Why CrossFit’s founder got crossed up by Floyd protests

Instead of capitalizing on the unrest, Greg Glassman espoused the values of the wellness movement's masculine wing, where Horatio Alger does pull-ups with his bootstraps.

Reebok CrossFit Miami Beach head trainer Jason Woolley competes during the Xtreme Top Box Throwdown on Oct. 13, 2013, at Lummus Park in Miami Beach, Florida. (Photo by Omar Vega/Invision/AP)

(RNS) — When considering the downfall of CrossFit founder Greg Glassman, it’s worth thinking of the two-decade-old cult exercise phenomenon as a sort of buffed brother of the feminized SoulCycle. Both are quasi-religious institutions with a strong ethic of wellness as a capitalist moral scheme: Invest time and (not a little) cash and you reap the profits of a better body and, most importantly, a best self. They both preach a prosperity gospel of the flesh.

But Glassman’s CrossFit has a distinctively masculine, and masculinist, approach to the self. Workouts of the day are dedicated to members who have died, including those who have died in the line of duty in the armed services. The goal appears to be a kind of spiritual enlightenment found through inward toil. And more than that, the hard physical labor of transforming one’s physique turns effort into a moral ascendancy. 

It may be difficult to locate the morality in Glassman’s now well-publicized fumble in addressing the George Floyd protests. After first tweeting glibly about demonstrations in support of a black man killed by a Minneapolis policeman, Glassman jumped on a video meeting with his brand’s gym owners to apologize. Instead, he reportedly asked regarding Floyd, “Can you tell me why I should mourn for him?” before suggesting that Floyd’s death was a hoax: a conspiracy to cover up a money laundering scheme.


“Now I hate even talking about (race),” Glassman allegedly said in the call, “and prior to this, it was all I talked about. … But now I’ve got to say something special or I’m a (expletive) racist.”

Greg Glassman in 2013. Video screengrab

On the whole, Glassman’s statements betray a certain libertarian emphasis on the individual and on discipline, self-improvement through hard work — moral qualities that are characteristic of the wellness movement, especially its masculine wing, where Horatio Alger does a pull-up with his bootstraps.
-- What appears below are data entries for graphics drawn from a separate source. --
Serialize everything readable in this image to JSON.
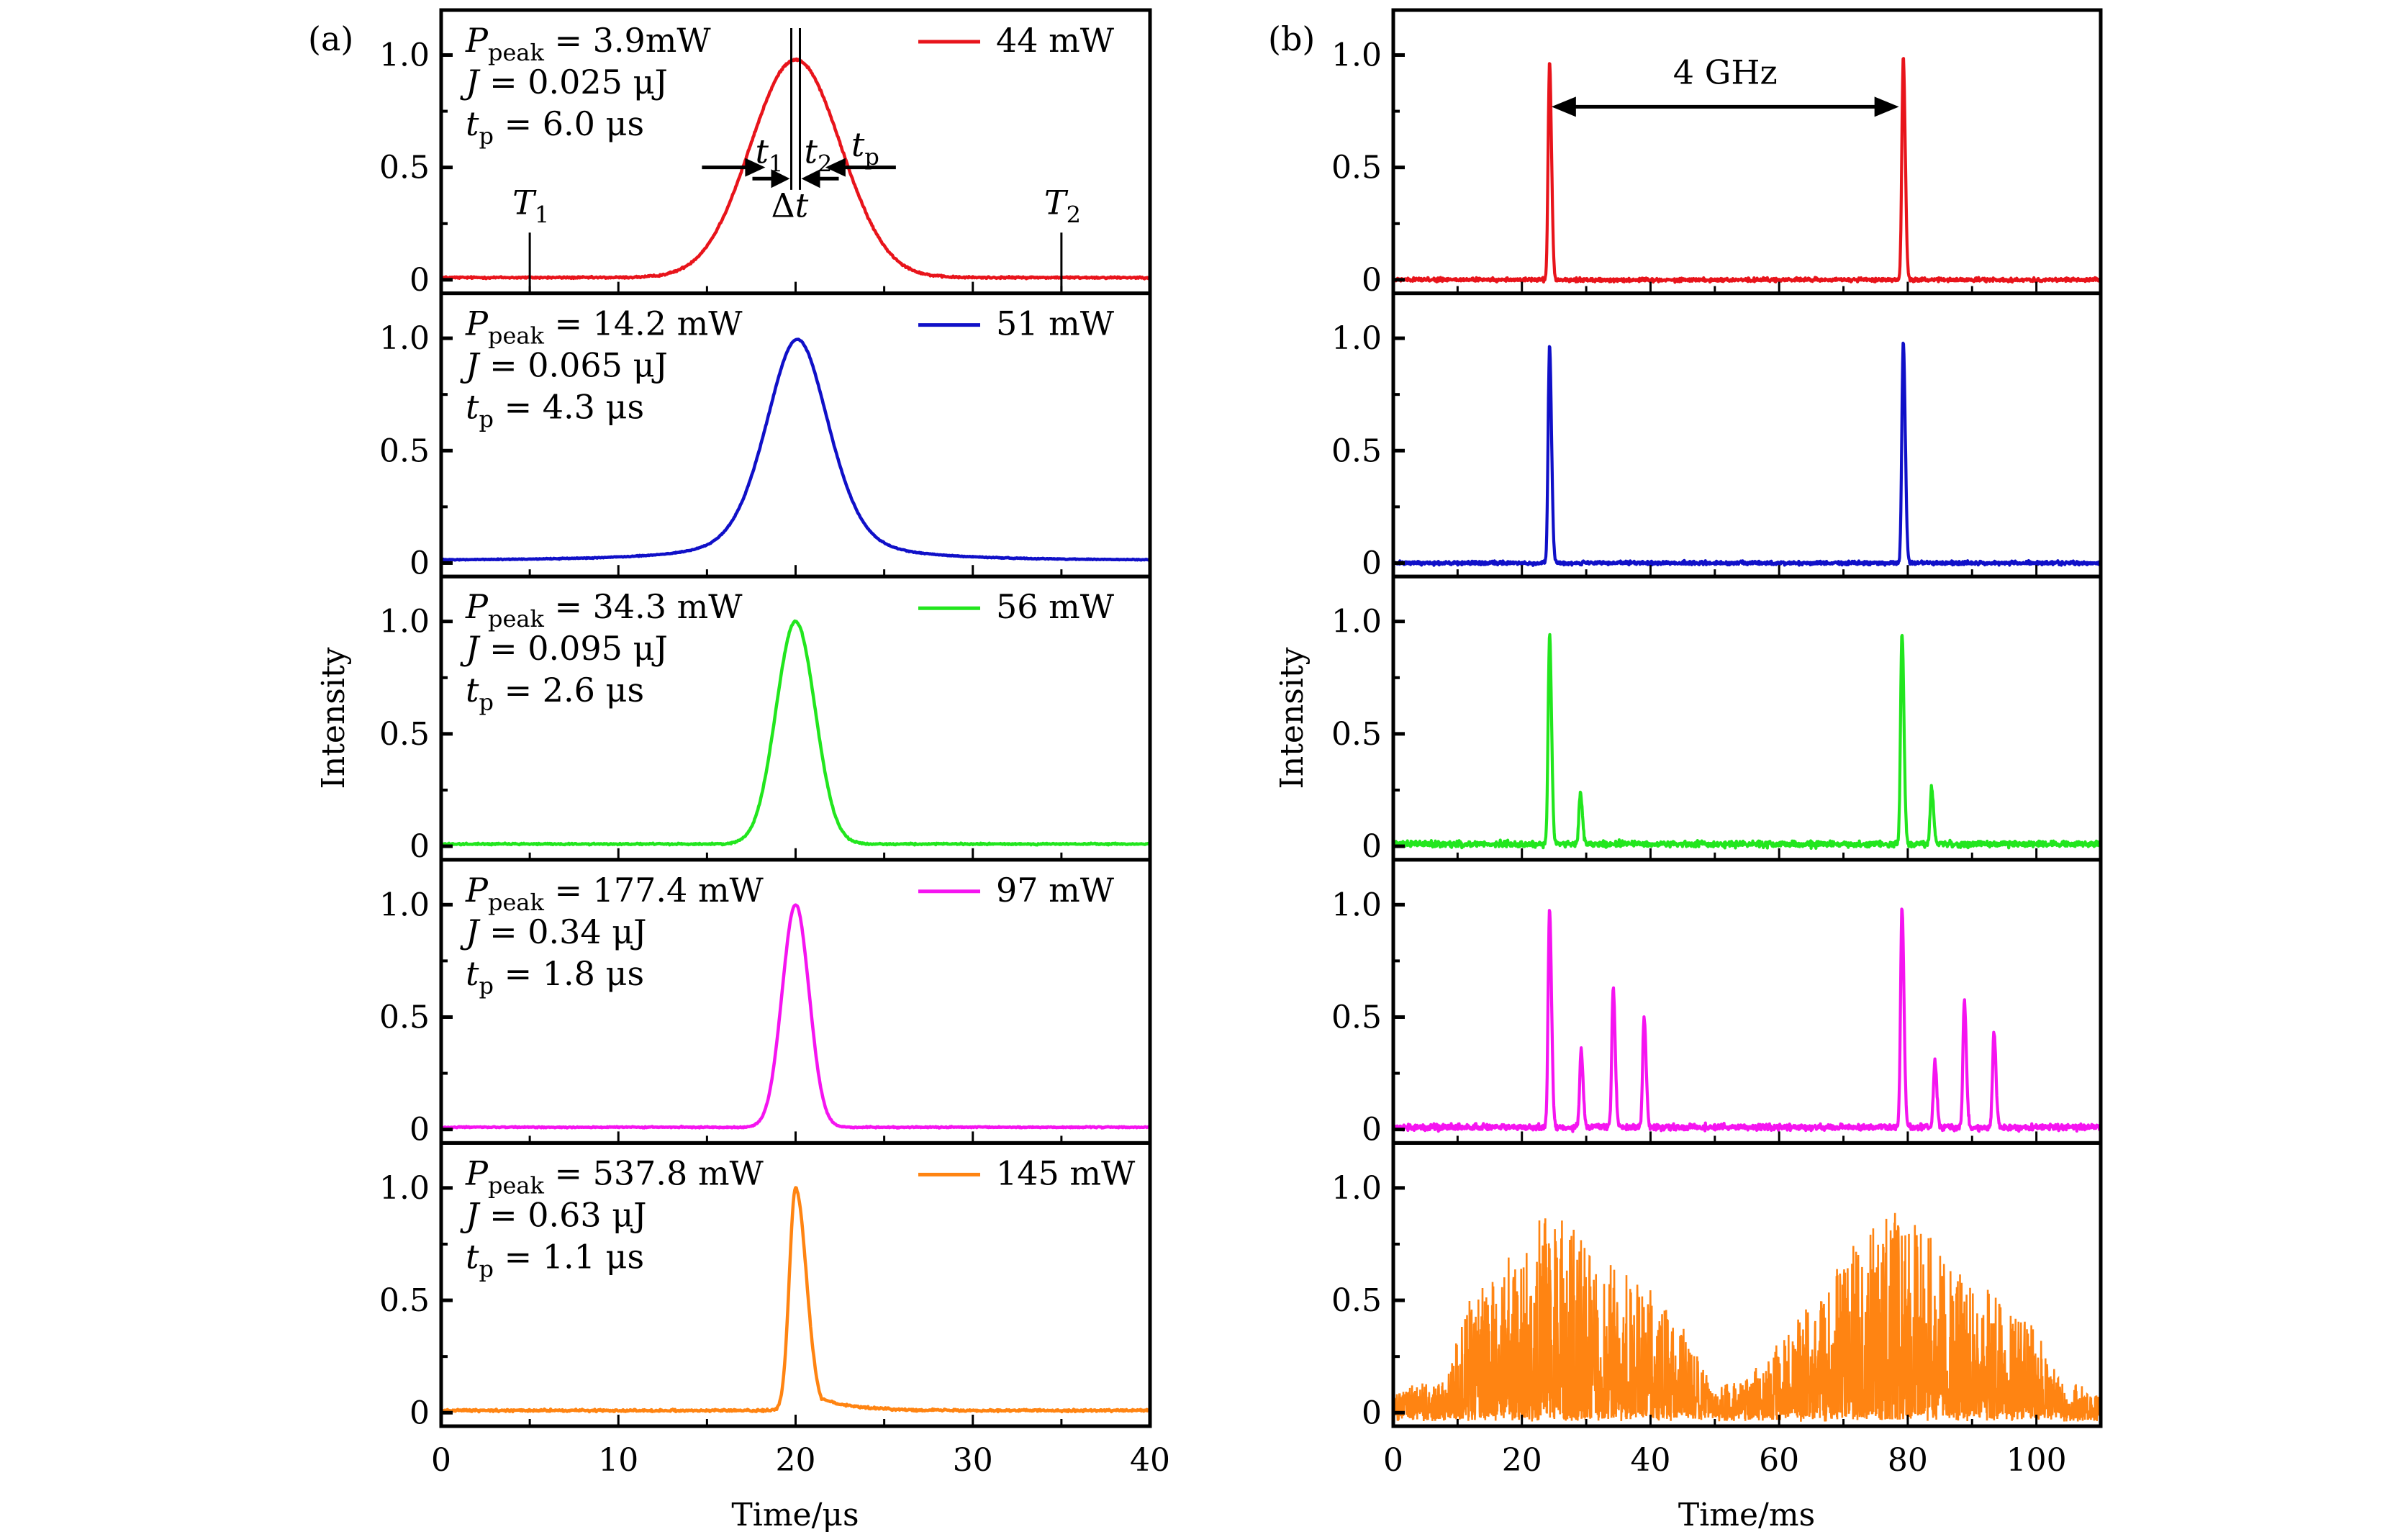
{
  "chart_data": [
    {
      "panel_label": "(a)",
      "type": "line",
      "xlabel": "Time/μs",
      "ylabel": "Intensity",
      "xlim": [
        0,
        40
      ],
      "ylim": [
        -0.06,
        1.2
      ],
      "xticks": [
        0,
        10,
        20,
        30,
        40
      ],
      "xtick_labels": [
        "0",
        "10",
        "20",
        "30",
        "40"
      ],
      "xminor": [
        5,
        15,
        25,
        35
      ],
      "yticks": [
        0,
        0.5,
        1.0
      ],
      "ytick_labels": [
        "0",
        "0.5",
        "1.0"
      ],
      "yminor": [
        0.25,
        0.75
      ],
      "grid": false,
      "subplots": [
        {
          "legend": "44 mW",
          "color": "#e8141b",
          "annotations": [
            {
              "sym": "P",
              "sub": "peak",
              "rest": " = 3.9mW"
            },
            {
              "sym": "J",
              "sub": "",
              "rest": " = 0.025 μJ"
            },
            {
              "sym": "t",
              "sub": "p",
              "rest": " = 6.0 μs"
            }
          ],
          "pulse": {
            "center": 20.0,
            "fwhm": 6.0,
            "peak": 0.98,
            "baseline": 0.01,
            "shape": "gauss",
            "noise": 0.006
          },
          "markers": {
            "T1": {
              "label": "T",
              "sub": "1",
              "x": 5
            },
            "T2": {
              "label": "T",
              "sub": "2",
              "x": 35
            },
            "t1": {
              "label": "t",
              "sub": "1"
            },
            "t2": {
              "label": "t",
              "sub": "2"
            },
            "tp": {
              "label": "t",
              "sub": "p"
            },
            "dt": {
              "label": "Δt"
            }
          }
        },
        {
          "legend": "51 mW",
          "color": "#1010c8",
          "annotations": [
            {
              "sym": "P",
              "sub": "peak",
              "rest": " = 14.2 mW"
            },
            {
              "sym": "J",
              "sub": "",
              "rest": " = 0.065 μJ"
            },
            {
              "sym": "t",
              "sub": "p",
              "rest": " = 4.3 μs"
            }
          ],
          "pulse": {
            "center": 20.1,
            "fwhm": 4.3,
            "peak": 0.995,
            "baseline": 0.01,
            "shape": "lorentz",
            "noise": 0.003
          }
        },
        {
          "legend": "56 mW",
          "color": "#22e61e",
          "annotations": [
            {
              "sym": "P",
              "sub": "peak",
              "rest": " = 34.3 mW"
            },
            {
              "sym": "J",
              "sub": "",
              "rest": " = 0.095 μJ"
            },
            {
              "sym": "t",
              "sub": "p",
              "rest": " = 2.6 μs"
            }
          ],
          "pulse": {
            "center": 20.0,
            "fwhm": 2.6,
            "peak": 1.0,
            "baseline": 0.01,
            "shape": "gauss",
            "noise": 0.005
          }
        },
        {
          "legend": "97 mW",
          "color": "#f514f0",
          "annotations": [
            {
              "sym": "P",
              "sub": "peak",
              "rest": " = 177.4 mW"
            },
            {
              "sym": "J",
              "sub": "",
              "rest": " = 0.34 μJ"
            },
            {
              "sym": "t",
              "sub": "p",
              "rest": " = 1.8 μs"
            }
          ],
          "pulse": {
            "center": 20.0,
            "fwhm": 1.8,
            "peak": 1.0,
            "baseline": 0.01,
            "shape": "gauss",
            "noise": 0.004
          }
        },
        {
          "legend": "145 mW",
          "color": "#ff8412",
          "annotations": [
            {
              "sym": "P",
              "sub": "peak",
              "rest": " = 537.8 mW"
            },
            {
              "sym": "J",
              "sub": "",
              "rest": " = 0.63 μJ"
            },
            {
              "sym": "t",
              "sub": "p",
              "rest": " = 1.1 μs"
            }
          ],
          "pulse": {
            "center": 20.0,
            "fwhm": 1.1,
            "peak": 1.0,
            "baseline": 0.01,
            "shape": "asym",
            "noise": 0.007
          }
        }
      ]
    },
    {
      "panel_label": "(b)",
      "type": "line",
      "xlabel": "Time/ms",
      "ylabel": "Intensity",
      "xlim": [
        0,
        110
      ],
      "ylim": [
        -0.06,
        1.2
      ],
      "xticks": [
        0,
        20,
        40,
        60,
        80,
        100
      ],
      "xtick_labels": [
        "0",
        "20",
        "40",
        "60",
        "80",
        "100"
      ],
      "xminor": [
        10,
        30,
        50,
        70,
        90
      ],
      "yticks": [
        0,
        0.5,
        1.0
      ],
      "ytick_labels": [
        "0",
        "0.5",
        "1.0"
      ],
      "yminor": [
        0.25,
        0.75
      ],
      "grid": false,
      "subplots": [
        {
          "color": "#e8141b",
          "spacing_annotation": {
            "label": "4 GHz",
            "from": 24.6,
            "to": 79.3,
            "y": 0.77
          },
          "baseline": 0.0,
          "noise": 0.012,
          "peaks": [
            {
              "x": 24.3,
              "h": 0.97
            },
            {
              "x": 79.3,
              "h": 0.99
            }
          ]
        },
        {
          "color": "#1010c8",
          "baseline": 0.0,
          "noise": 0.012,
          "peaks": [
            {
              "x": 24.3,
              "h": 0.97
            },
            {
              "x": 79.3,
              "h": 0.99
            }
          ]
        },
        {
          "color": "#22e61e",
          "baseline": 0.01,
          "noise": 0.02,
          "peaks": [
            {
              "x": 24.3,
              "h": 0.93
            },
            {
              "x": 29.1,
              "h": 0.23
            },
            {
              "x": 79.1,
              "h": 0.94
            },
            {
              "x": 83.7,
              "h": 0.25
            }
          ]
        },
        {
          "color": "#f514f0",
          "baseline": 0.01,
          "noise": 0.02,
          "peaks": [
            {
              "x": 24.3,
              "h": 0.98
            },
            {
              "x": 29.2,
              "h": 0.34
            },
            {
              "x": 34.2,
              "h": 0.62
            },
            {
              "x": 39.0,
              "h": 0.49
            },
            {
              "x": 79.1,
              "h": 0.98
            },
            {
              "x": 84.2,
              "h": 0.29
            },
            {
              "x": 88.8,
              "h": 0.56
            },
            {
              "x": 93.4,
              "h": 0.42
            }
          ]
        },
        {
          "color": "#ff8412",
          "chaotic": true,
          "envelope": [
            {
              "x": 0,
              "h": 0.12
            },
            {
              "x": 8,
              "h": 0.15
            },
            {
              "x": 12,
              "h": 0.55
            },
            {
              "x": 19,
              "h": 0.75
            },
            {
              "x": 24.5,
              "h": 0.92
            },
            {
              "x": 30,
              "h": 0.8
            },
            {
              "x": 35,
              "h": 0.65
            },
            {
              "x": 40,
              "h": 0.58
            },
            {
              "x": 45,
              "h": 0.4
            },
            {
              "x": 50,
              "h": 0.12
            },
            {
              "x": 57,
              "h": 0.22
            },
            {
              "x": 62,
              "h": 0.42
            },
            {
              "x": 70,
              "h": 0.72
            },
            {
              "x": 75,
              "h": 0.88
            },
            {
              "x": 78,
              "h": 0.96
            },
            {
              "x": 83,
              "h": 0.82
            },
            {
              "x": 88,
              "h": 0.62
            },
            {
              "x": 93,
              "h": 0.55
            },
            {
              "x": 100,
              "h": 0.4
            },
            {
              "x": 104,
              "h": 0.15
            },
            {
              "x": 110,
              "h": 0.12
            }
          ]
        }
      ]
    }
  ]
}
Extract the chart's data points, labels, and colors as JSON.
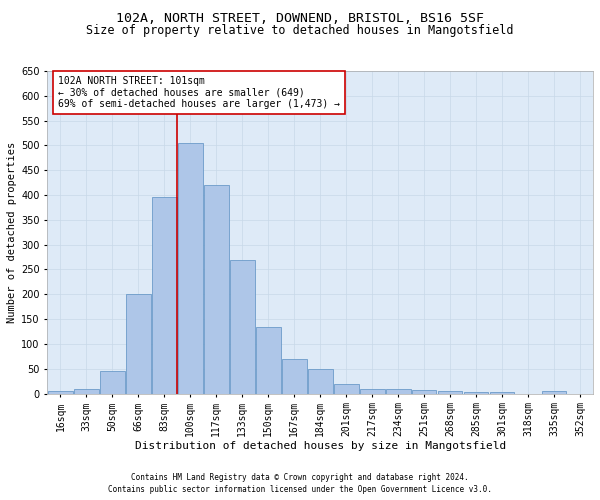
{
  "title1": "102A, NORTH STREET, DOWNEND, BRISTOL, BS16 5SF",
  "title2": "Size of property relative to detached houses in Mangotsfield",
  "xlabel": "Distribution of detached houses by size in Mangotsfield",
  "ylabel": "Number of detached properties",
  "footnote1": "Contains HM Land Registry data © Crown copyright and database right 2024.",
  "footnote2": "Contains public sector information licensed under the Open Government Licence v3.0.",
  "annotation_title": "102A NORTH STREET: 101sqm",
  "annotation_line1": "← 30% of detached houses are smaller (649)",
  "annotation_line2": "69% of semi-detached houses are larger (1,473) →",
  "bar_categories": [
    "16sqm",
    "33sqm",
    "50sqm",
    "66sqm",
    "83sqm",
    "100sqm",
    "117sqm",
    "133sqm",
    "150sqm",
    "167sqm",
    "184sqm",
    "201sqm",
    "217sqm",
    "234sqm",
    "251sqm",
    "268sqm",
    "285sqm",
    "301sqm",
    "318sqm",
    "335sqm",
    "352sqm"
  ],
  "bar_values": [
    5,
    10,
    45,
    200,
    395,
    505,
    420,
    270,
    135,
    70,
    50,
    20,
    10,
    10,
    7,
    5,
    3,
    3,
    0,
    5,
    0
  ],
  "bar_color": "#aec6e8",
  "bar_edge_color": "#5a8fc2",
  "vline_color": "#cc0000",
  "ylim": [
    0,
    650
  ],
  "yticks": [
    0,
    50,
    100,
    150,
    200,
    250,
    300,
    350,
    400,
    450,
    500,
    550,
    600,
    650
  ],
  "grid_color": "#c8d8e8",
  "background_color": "#deeaf7",
  "annotation_box_color": "#ffffff",
  "annotation_box_edge": "#cc0000",
  "title1_fontsize": 9.5,
  "title2_fontsize": 8.5,
  "xlabel_fontsize": 8,
  "ylabel_fontsize": 7.5,
  "tick_fontsize": 7,
  "annotation_fontsize": 7,
  "footnote_fontsize": 5.5
}
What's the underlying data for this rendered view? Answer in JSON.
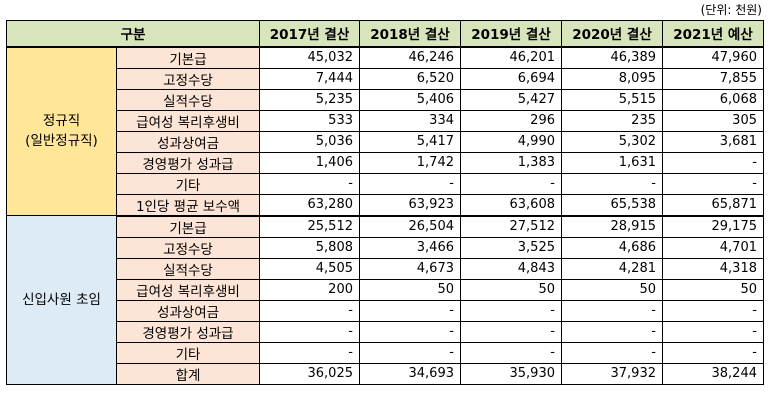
{
  "unit_label": "(단위: 천원)",
  "header": {
    "category": "구분",
    "years": [
      "2017년 결산",
      "2018년 결산",
      "2019년 결산",
      "2020년 결산",
      "2021년 예산"
    ]
  },
  "groups": [
    {
      "label_lines": [
        "정규직",
        "(일반정규직)"
      ],
      "rows": [
        {
          "item": "기본급",
          "values": [
            "45,032",
            "46,246",
            "46,201",
            "46,389",
            "47,960"
          ]
        },
        {
          "item": "고정수당",
          "values": [
            "7,444",
            "6,520",
            "6,694",
            "8,095",
            "7,855"
          ]
        },
        {
          "item": "실적수당",
          "values": [
            "5,235",
            "5,406",
            "5,427",
            "5,515",
            "6,068"
          ]
        },
        {
          "item": "급여성 복리후생비",
          "values": [
            "533",
            "334",
            "296",
            "235",
            "305"
          ]
        },
        {
          "item": "성과상여금",
          "values": [
            "5,036",
            "5,417",
            "4,990",
            "5,302",
            "3,681"
          ]
        },
        {
          "item": "경영평가 성과급",
          "values": [
            "1,406",
            "1,742",
            "1,383",
            "1,631",
            "-"
          ]
        },
        {
          "item": "기타",
          "values": [
            "-",
            "-",
            "-",
            "-",
            "-"
          ]
        },
        {
          "item": "1인당 평균 보수액",
          "values": [
            "63,280",
            "63,923",
            "63,608",
            "65,538",
            "65,871"
          ]
        }
      ]
    },
    {
      "label_lines": [
        "신입사원 초임"
      ],
      "rows": [
        {
          "item": "기본급",
          "values": [
            "25,512",
            "26,504",
            "27,512",
            "28,915",
            "29,175"
          ]
        },
        {
          "item": "고정수당",
          "values": [
            "5,808",
            "3,466",
            "3,525",
            "4,686",
            "4,701"
          ]
        },
        {
          "item": "실적수당",
          "values": [
            "4,505",
            "4,673",
            "4,843",
            "4,281",
            "4,318"
          ]
        },
        {
          "item": "급여성 복리후생비",
          "values": [
            "200",
            "50",
            "50",
            "50",
            "50"
          ]
        },
        {
          "item": "성과상여금",
          "values": [
            "-",
            "-",
            "-",
            "-",
            "-"
          ]
        },
        {
          "item": "경영평가 성과급",
          "values": [
            "-",
            "-",
            "-",
            "-",
            "-"
          ]
        },
        {
          "item": "기타",
          "values": [
            "-",
            "-",
            "-",
            "-",
            "-"
          ]
        },
        {
          "item": "합계",
          "values": [
            "36,025",
            "34,693",
            "35,930",
            "37,932",
            "38,244"
          ]
        }
      ]
    }
  ]
}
Meanwhile, the calls of the social justice movement more broadly tend toward solidarity. Based on a community of mutual support, SoulCycle, CrossFit’s sisterly sib, is more ready to fall in with the resistance: Last year prominent SoulCyclers staged a boycott after one of its corporate owners, Steve Ross, held a $250,000-a-plate fundraiser for President Donald Trump.

But Glassman’s individualism doesn’t speak the language of oppression, of lived experience, of words like “privilege.” Social justice culture says the individual is not an island, that we are all intimately interconnected, responsible to and for one another.

No wonder that Glassman would reject demands for systemic reform rooted in the idea that we cannot divorce individuals from the societies and structures in which they live. The notion that Derek Chauvin, the police officer who killed Floyd, was not just a “bad apple” but part of a larger problem is totally at odds with the solipsism of the CrossFit box and of contemporary wellness and fitness culture more broadly.

A CrossFit class in a gym in September 2014. Photo courtesy of Rose Physical Therapy Group/Creative Commons


What’s most surprising, however, about Glassman’s remarks is how out of step he is with his capitalist cohort, which has taken the energy of social justice culture in the past two weeks and used it for its own ends. In the wake of the Floyd protests, Bank of America and Chase have been quick to signal their affiliation with Black Lives Matter — Chase CEO Jamie Dimon took a knee at a New York bank branch — while Nike will for the first time treat Juneteenth as an official holiday. (Corporate employees, meanwhile, accuse their employers of doing little to address the systemic issues underpinning American racism.) 

This is nothing new. June is already a time when global brands such as Pepsi and KLM have taken to celebrating Pride Month, supporting freedoms for LGBTQ individuals in the same vague manner they hate racism: with rainbows and corporate boilerplate. While it is heartening to see so many brands publicly support equality and condemn racism, it’s unsettling to see self-interested corporations play the role of public moral arbiters: commodifying a dream for a better world and using it to dream of higher profits. 

Glassman missed the boat on the deeper truth about both best-selfism and social justice: Neither is out of the reach of the tendrils of capitalism. We, the marketed-to, cannot escape the commodification and transformation of the most basic elements of human life, from the health of our bodies to our ability to live in communion with one another. We have made our moral selves available as tool for advertisement, even as we in turn use CrossFit and SoulCycle to construct our own marketable and moral “personal brands.”